Jobs
A Job is the primary unit of work in DeDuplica. Each job targets a single table in a connected data source, defines how duplicate records are identified, how they should be merged, and what action to take when a pair is found.
Job Sections
Each job is configured across the following sections:
Source Definition
Defines where data comes from: which table, which fields to include, and any filters to limit the dataset per run. Source entities and fields are fetched automatically from your connection.
Find Duplicates
Configures how records are compared to identify duplicates. You select fields to compare, choose a matching algorithm per field, set a rank (1–10) indicating field importance, and set an overall Strictness level (1–10). DeDuplica uses a probability-based engine to score each record pair.
Process Duplicates
Defines the merge output. You specify which record is the base (master) and which is subordinate, and set per-field merge rules (keep base value, keep subordinate, keep most recent, keep latest, etc.). DeDuplica produces a structured JSON with the merged result.
Action Duplicates
Determines what happens when a pair is confirmed as a duplicate:
- Auto-merge — DeDuplica writes the merged record directly (Dynamics / Dataverse)
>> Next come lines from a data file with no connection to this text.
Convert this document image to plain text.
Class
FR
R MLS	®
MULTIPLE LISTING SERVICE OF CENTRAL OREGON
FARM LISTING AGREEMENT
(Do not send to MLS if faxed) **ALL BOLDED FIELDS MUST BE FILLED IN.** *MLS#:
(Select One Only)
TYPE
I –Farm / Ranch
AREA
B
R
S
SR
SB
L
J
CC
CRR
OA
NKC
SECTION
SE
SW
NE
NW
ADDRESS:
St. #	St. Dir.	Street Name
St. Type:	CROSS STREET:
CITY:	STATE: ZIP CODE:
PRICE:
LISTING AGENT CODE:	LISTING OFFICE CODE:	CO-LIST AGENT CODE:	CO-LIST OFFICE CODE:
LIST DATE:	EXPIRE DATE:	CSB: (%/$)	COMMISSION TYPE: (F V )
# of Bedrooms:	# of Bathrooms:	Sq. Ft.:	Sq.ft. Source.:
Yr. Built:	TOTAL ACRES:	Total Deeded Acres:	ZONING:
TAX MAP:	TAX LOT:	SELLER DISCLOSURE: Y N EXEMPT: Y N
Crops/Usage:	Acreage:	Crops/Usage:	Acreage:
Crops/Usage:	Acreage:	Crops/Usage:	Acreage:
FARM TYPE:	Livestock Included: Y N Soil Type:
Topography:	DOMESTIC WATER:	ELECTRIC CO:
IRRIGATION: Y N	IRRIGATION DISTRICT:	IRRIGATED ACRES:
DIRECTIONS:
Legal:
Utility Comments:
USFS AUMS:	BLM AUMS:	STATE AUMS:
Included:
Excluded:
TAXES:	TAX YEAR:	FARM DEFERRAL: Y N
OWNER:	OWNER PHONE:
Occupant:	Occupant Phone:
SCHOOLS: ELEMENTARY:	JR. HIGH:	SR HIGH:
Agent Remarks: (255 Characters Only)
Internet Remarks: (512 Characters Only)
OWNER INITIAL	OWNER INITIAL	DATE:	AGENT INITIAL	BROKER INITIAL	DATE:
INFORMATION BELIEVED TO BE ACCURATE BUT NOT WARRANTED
- Webhook — the duplicate pair and merge JSON are POSTed to your endpoint for external processing
- Pending — duplicates queue for manual review
Testing a Job
Before enabling full production runs, use the Test tab to run the job against a small subset. Inspect candidate pairs and generated merge output to verify rules behave as intended.
Job Lifecycle
- Configure the job (all sections above)
- Test against a limited dataset
- Enable scheduling or trigger a manual run
- Review results in Job Executions and the Duplicates section
- Adjust rules and repeat as needed
See Job Scheduling for information on scheduling, agents, and execution history.